First, some background. I have a two mile trip down our rural gravel road to the U.S. Highway 61 where my elevation changes from 1200 feet above sea level down to 600 feet above sea level right next to Lake Superior.
Winter is another matter altogether. We can have snow at the farm and rain at the lake. Or rain and freezing rain. Or just rain on a frozen road. We had the latter in the past 24 hours. We never used to have rain in the winter, but that was thirty years ago. Things are very different now (but that isn't true according to the idiocracy in charge) and we get rain in the winter along with the usual snow and sub zero temperatures.The road is plowed by the county as the school bus needs to take kids to school and needs to get through so that the kids don't turn out as stupid as the previous generation. We can only hope.

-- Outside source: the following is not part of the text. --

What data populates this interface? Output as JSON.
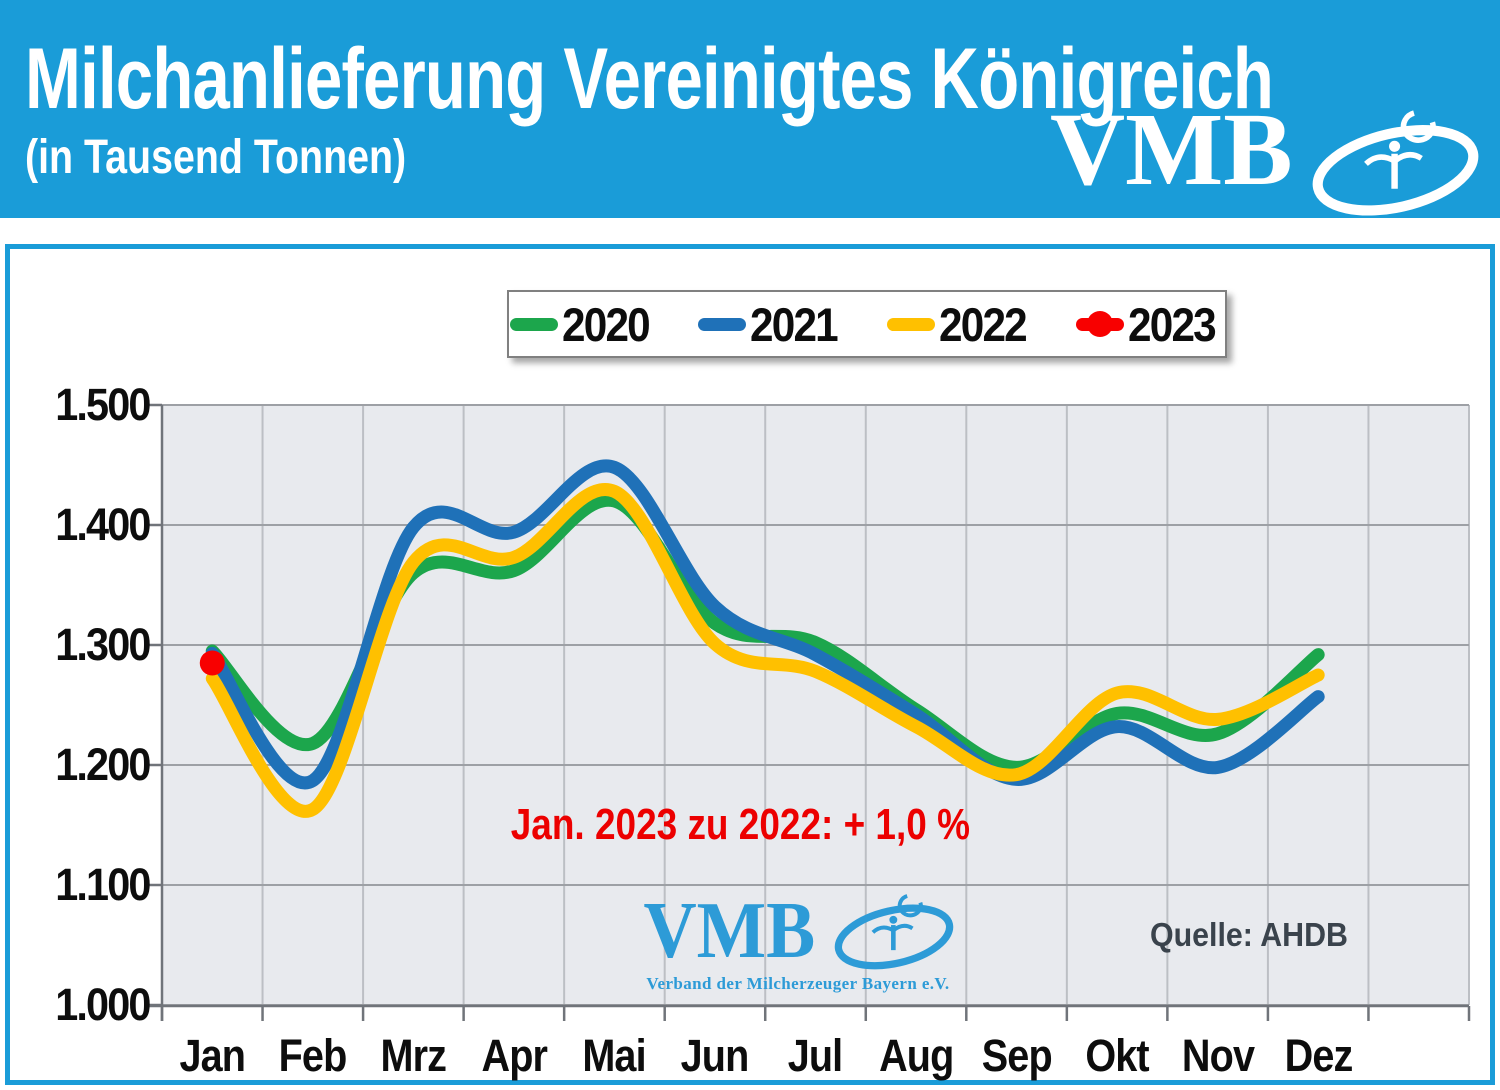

Usually the road is covered in hard-packed snow and he plows usually put down a little sand in the slippery spots. Today, however, is Saturday and the school kids and plow drivers sleep in. I was expected to be at work at eight this morning after a night of temperatures hovering around freezing and an occasional light drizzle.
I pull out onto the road in four wheel drive expecting it to be slippery. It was, but by the farm it wasn't so bad. There were even a few parts of road bed exposed giving me some traction. As I descended the hill I could tell by the glare on the road that conditions were deteriorating rapidly. Gravity was doing its part to speed me up from the 40 or 45 mph speed I had reached. I saw some gravelly spots in the road and carefully applied my brakes to slow down the 6500 pounds of steel and plastic surrounding me. Gravity kept wanting me to go faster. I slowed down enough to get it back into second gear and the transmission and gravity fought like demons to gain control of the situation.

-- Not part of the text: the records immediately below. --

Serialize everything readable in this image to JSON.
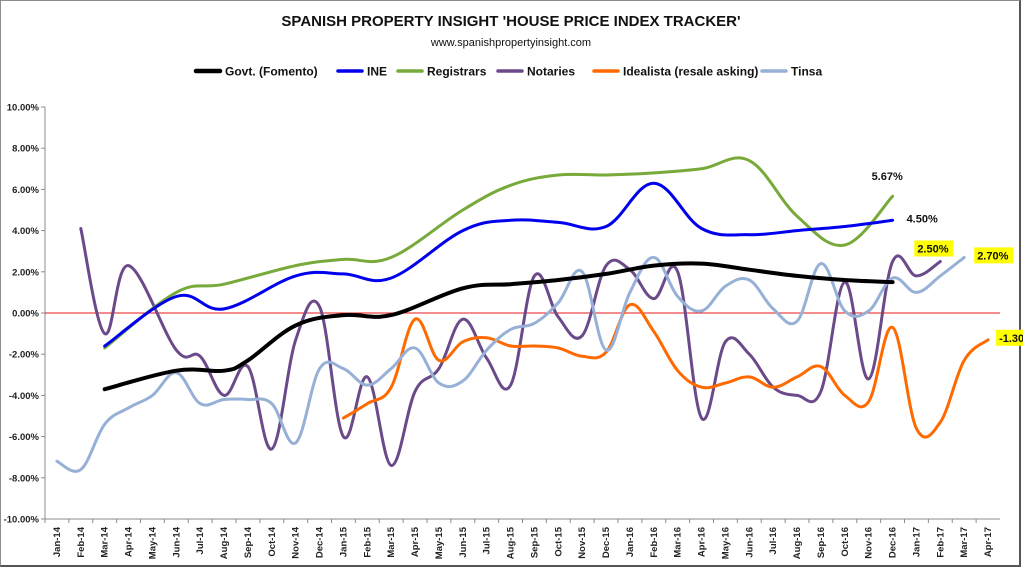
{
  "chart_data": {
    "type": "line",
    "title": "SPANISH PROPERTY INSIGHT 'HOUSE PRICE INDEX TRACKER'",
    "subtitle": "www.spanishpropertyinsight.com",
    "xlabel": "",
    "ylabel": "",
    "ylim": [
      -10,
      10
    ],
    "y_ticks": [
      "-10.00%",
      "-8.00%",
      "-6.00%",
      "-4.00%",
      "-2.00%",
      "0.00%",
      "2.00%",
      "4.00%",
      "6.00%",
      "8.00%",
      "10.00%"
    ],
    "grid": false,
    "legend_position": "top",
    "categories": [
      "Jan-14",
      "Feb-14",
      "Mar-14",
      "Apr-14",
      "May-14",
      "Jun-14",
      "Jul-14",
      "Aug-14",
      "Sep-14",
      "Oct-14",
      "Nov-14",
      "Dec-14",
      "Jan-15",
      "Feb-15",
      "Mar-15",
      "Apr-15",
      "May-15",
      "Jun-15",
      "Jul-15",
      "Aug-15",
      "Sep-15",
      "Oct-15",
      "Nov-15",
      "Dec-15",
      "Jan-16",
      "Feb-16",
      "Mar-16",
      "Apr-16",
      "May-16",
      "Jun-16",
      "Jul-16",
      "Aug-16",
      "Sep-16",
      "Oct-16",
      "Nov-16",
      "Dec-16",
      "Jan-17",
      "Feb-17",
      "Mar-17",
      "Apr-17"
    ],
    "zero_line_color": "#e8191c",
    "series": [
      {
        "name": "Govt. (Fomento)",
        "color": "#000000",
        "width": 4,
        "values": [
          null,
          null,
          -3.7,
          null,
          null,
          -2.8,
          null,
          -2.8,
          -2.3,
          null,
          -0.6,
          null,
          -0.1,
          null,
          -0.1,
          null,
          null,
          1.2,
          null,
          1.4,
          null,
          1.6,
          null,
          1.9,
          null,
          2.3,
          null,
          2.4,
          null,
          2.1,
          null,
          1.8,
          null,
          1.6,
          null,
          1.5,
          null,
          null,
          null,
          null
        ],
        "end_label": ""
      },
      {
        "name": "INE",
        "color": "#0000ee",
        "width": 3,
        "values": [
          null,
          null,
          -1.6,
          null,
          null,
          0.8,
          null,
          0.2,
          null,
          null,
          1.8,
          null,
          1.9,
          null,
          1.7,
          null,
          null,
          4.0,
          null,
          4.5,
          null,
          4.4,
          null,
          4.2,
          null,
          6.3,
          null,
          4.1,
          null,
          3.8,
          null,
          4.0,
          null,
          4.2,
          null,
          4.5,
          null,
          null,
          null,
          null
        ],
        "end_label": "4.50%"
      },
      {
        "name": "Registrars",
        "color": "#77aa3a",
        "width": 3,
        "values": [
          null,
          null,
          -1.7,
          null,
          null,
          1.0,
          null,
          1.4,
          null,
          null,
          2.3,
          null,
          2.6,
          null,
          2.7,
          null,
          null,
          5.0,
          null,
          6.2,
          null,
          6.7,
          null,
          6.7,
          null,
          6.8,
          null,
          7.0,
          null,
          7.4,
          null,
          4.7,
          null,
          3.3,
          null,
          5.67,
          null,
          null,
          null,
          null
        ],
        "end_label": "5.67%"
      },
      {
        "name": "Notaries",
        "color": "#6b4a8a",
        "width": 3,
        "values": [
          null,
          4.1,
          -1.0,
          2.3,
          null,
          -1.8,
          -2.1,
          -4.0,
          -2.6,
          -6.6,
          -1.3,
          0.3,
          -6.0,
          -3.1,
          -7.4,
          -3.8,
          -2.7,
          -0.3,
          -2.2,
          -3.5,
          1.8,
          -0.2,
          -1.1,
          2.3,
          2.1,
          0.7,
          2.0,
          -5.1,
          -1.4,
          -2.0,
          -3.6,
          -4.0,
          -3.8,
          1.5,
          -3.2,
          2.5,
          1.8,
          2.5,
          null,
          null
        ],
        "end_label": "2.50%"
      },
      {
        "name": "Idealista (resale asking)",
        "color": "#ff6a00",
        "width": 3,
        "values": [
          null,
          null,
          null,
          null,
          null,
          null,
          null,
          null,
          null,
          null,
          null,
          null,
          -5.1,
          -4.4,
          -3.6,
          -0.3,
          -2.3,
          -1.4,
          -1.2,
          -1.6,
          -1.6,
          -1.7,
          -2.1,
          -1.9,
          0.4,
          -0.9,
          -2.8,
          -3.6,
          -3.4,
          -3.1,
          -3.6,
          -3.1,
          -2.6,
          -4.0,
          -4.3,
          -0.7,
          -5.6,
          -5.3,
          -2.3,
          -1.3
        ],
        "end_label": "-1.30%"
      },
      {
        "name": "Tinsa",
        "color": "#96b0d6",
        "width": 3,
        "values": [
          -7.2,
          -7.6,
          -5.4,
          -4.6,
          -4.0,
          -2.9,
          -4.4,
          -4.2,
          -4.2,
          -4.4,
          -6.3,
          -2.7,
          -2.7,
          -3.5,
          -2.7,
          -1.7,
          -3.4,
          -3.3,
          -1.8,
          -0.8,
          -0.5,
          0.5,
          2.0,
          -1.8,
          1.0,
          2.7,
          0.8,
          0.1,
          1.3,
          1.6,
          0.2,
          -0.4,
          2.4,
          0.1,
          0.1,
          1.7,
          1.0,
          1.8,
          2.7,
          null
        ],
        "end_label": "2.70%"
      }
    ],
    "annotations": [
      {
        "text": "5.67%",
        "series": "Registrars",
        "highlight": false
      },
      {
        "text": "4.50%",
        "series": "INE",
        "highlight": false
      },
      {
        "text": "2.50%",
        "series": "Notaries",
        "highlight": true
      },
      {
        "text": "2.70%",
        "series": "Tinsa",
        "highlight": true
      },
      {
        "text": "-1.30%",
        "series": "Idealista (resale asking)",
        "highlight": true
      }
    ],
    "highlight_color": "#ffff00"
  }
}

Now comes the fun part where my monologue kicks in. "Oh shit, oh shit, oh shit!" I exclaimed while pinching my cheeks and increasing my death grip on the steering wheel. I am about to enter the ess curves where the road is protected from sun and wind by trees and therefore has the smoothness of glass with a fresh coat of polish.
I touched my brakes and immediately started sliding and just as immediately let off the brakes. I was close to the edge of the road which is good and bad. The edge has a little traction as it is not quite as smooth, but there is a ditch hidden under the snow. I am trying to remember at the speed of a Hal 2000 what it looks like in summer at that piece of road. Will I end up in the ditch or stay almost in control? I manage to get the speed under 10 mph and jamb it down into first gear. The wheels are still turning, but not as fast as I am actually going. The truck shimmies a little left and a little right. I have minimal steering control and don't dare touch the brakes or I will be in the ditch or the trees. At least at this speed I won't die. I slide a little sideways and try to straighten out again using the edge of the road. It catches traction at the last second and my heart is in my throat along with a taste of breakfast. At this point I am barely moving forward, but with only 50 yards to go until clear road I am pretty sure I will make it.
I take the truck out of four wheel drive and am on a wet, paved highway increasing my speed. After a mile or two I remember to start breathing again and check to see if my pants are still dry. All is well.
I call the sheriff's office when I get to work and talk to the dispatcher, who used to keep a horse here, and tell her that our road is impassable. The county boys are already hard at it and the road is well sanded by the time I come home. Nothing like a little adrenaline to get your day started.